Words from Women

I'm not offended by all the dumb blonde jokes because I know I'm not dumb...and I also know that I'm not blonde.
- Dolly Parton

You see a lot of smart guys with dumb women, but you hardly ever see a smart woman with a dumb guy.
- Erica Jong

I figure that if the children are alive when I get home, I've done my job.
- Roseanne

My husband and I are either going to buy a dog or have a child. We can't decide whether to ruin our carpet or ruin our lives.
- Rita Rudner

This guy says, "I'm perfect for you, 'cause I'm a cross between a macho and a sensitive man." I said, "Oh, a gay trucker?"
- Judy Tenuta

He tricked me into marrying him. He told me he was pregnant.
- Carol Leifer

I've been on so many blind dates, I should get a free dog.
- Wendy Liebman

Never lend your car to anyone to whom you have given birth.
- Erma Bombeck

If high heels were so wonderful, men would be wearing them.
- Sue Grafton

I'm not going to vacuum 'til Sears makes one you can ride on.
- Roseanne

I would love to speak a foreign language, but I can't.

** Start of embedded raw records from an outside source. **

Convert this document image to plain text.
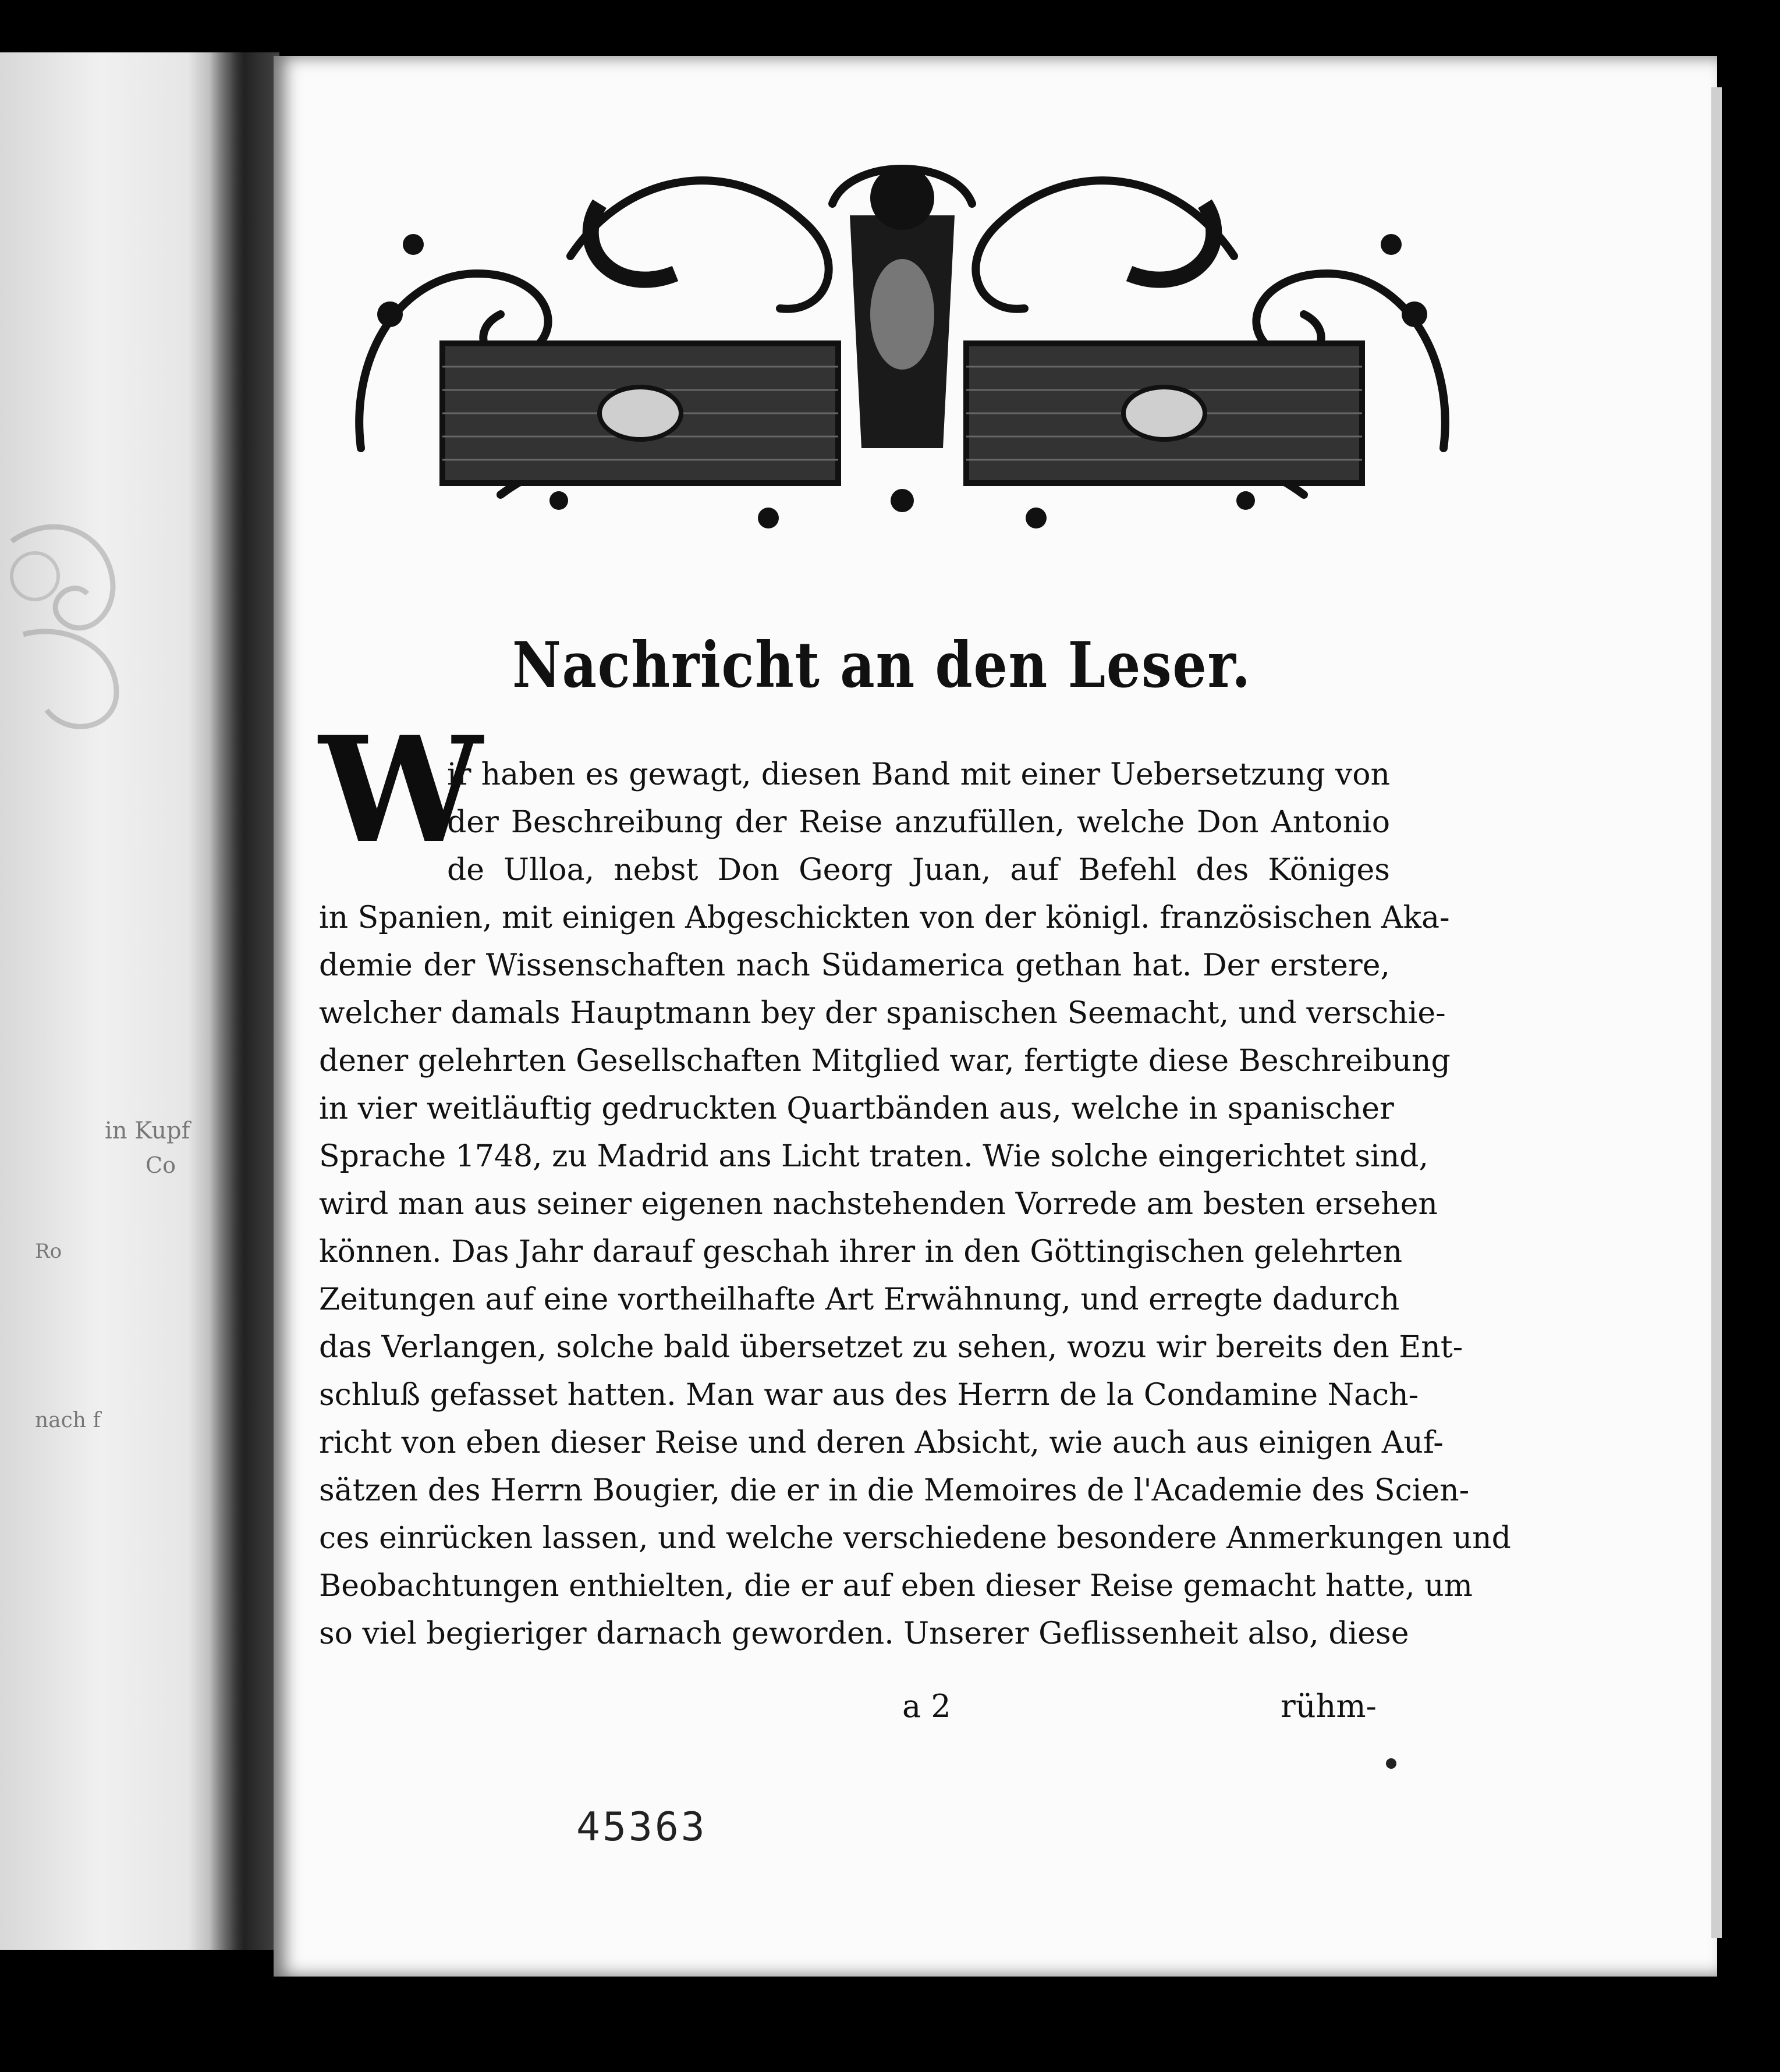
in Kupf
Co
Ro
nach f
Nachricht an den Leser.
W
ir haben es gewagt, diesen Band mit einer Uebersetzung von
der Beschreibung der Reise anzufüllen, welche Don Antonio
de Ulloa, nebst Don Georg Juan, auf Befehl des Königes
in Spanien, mit einigen Abgeschickten von der königl. französischen Aka-
demie der Wissenschaften nach Südamerica gethan hat. Der erstere,
welcher damals Hauptmann bey der spanischen Seemacht, und verschie-
dener gelehrten Gesellschaften Mitglied war, fertigte diese Beschreibung
in vier weitläuftig gedruckten Quartbänden aus, welche in spanischer
Sprache 1748, zu Madrid ans Licht traten. Wie solche eingerichtet sind,
wird man aus seiner eigenen nachstehenden Vorrede am besten ersehen
können. Das Jahr darauf geschah ihrer in den Göttingischen gelehrten
Zeitungen auf eine vortheilhafte Art Erwähnung, und erregte dadurch
das Verlangen, solche bald übersetzet zu sehen, wozu wir bereits den Ent-
schluß gefasset hatten. Man war aus des Herrn de la Condamine Nach-
richt von eben dieser Reise und deren Absicht, wie auch aus einigen Auf-
sätzen des Herrn Bougier, die er in die Memoires de l'Academie des Scien-
ces einrücken lassen, und welche verschiedene besondere Anmerkungen und
Beobachtungen enthielten, die er auf eben dieser Reise gemacht hatte, um
so viel begieriger darnach geworden. Unserer Geflissenheit also, diese
a 2	rühm-
45363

So I grew hair under my arms instead.
- Sue Kolinsky

I think--therefore I'm single.
- Lizz Winstead

When women are depressed they either eat or go shopping. Men invade another country.
- Elayne Boosler

I base most of my fashion taste on what doesn't itch.
- Gilda Radner

Behind every successful man is a surprised woman.
- Maryon Pearson

Our struggle today is not to have a female Einstein get appointed as an assistant professor. It is for a woman schlemiel to get as quickly promoted as a male schlemiel.
- Bella Abzug

In politics, if you want anything said, ask a man; if you want anything done, ask a woman.
- Margaret Thatcher

I have yet to hear a man ask for advice on how to combine marriage and a career.
- Gloria Steinem

Some of us are becoming the men we wanted to marry.
- Gloria Steinem

Sometimes I wonder if men and women really suit each other. Perhaps they should live next door and just visit now and then.
- Katharine Hepburn

I never married because there was no need. I have three pets at home which answer the same purpose as a husband. I have a dog which growls every morning, a parrot which swears all afternoon and a cat that comes home late at night.
- Marie Corelli

If men can run the world, why can't they stop wearing neckties? How intelligent is it to start the day by tying a little noose around your neck?
- Linda Ellerbee

I am a marvelous housekeeper. Every time I leave a man I keep his house.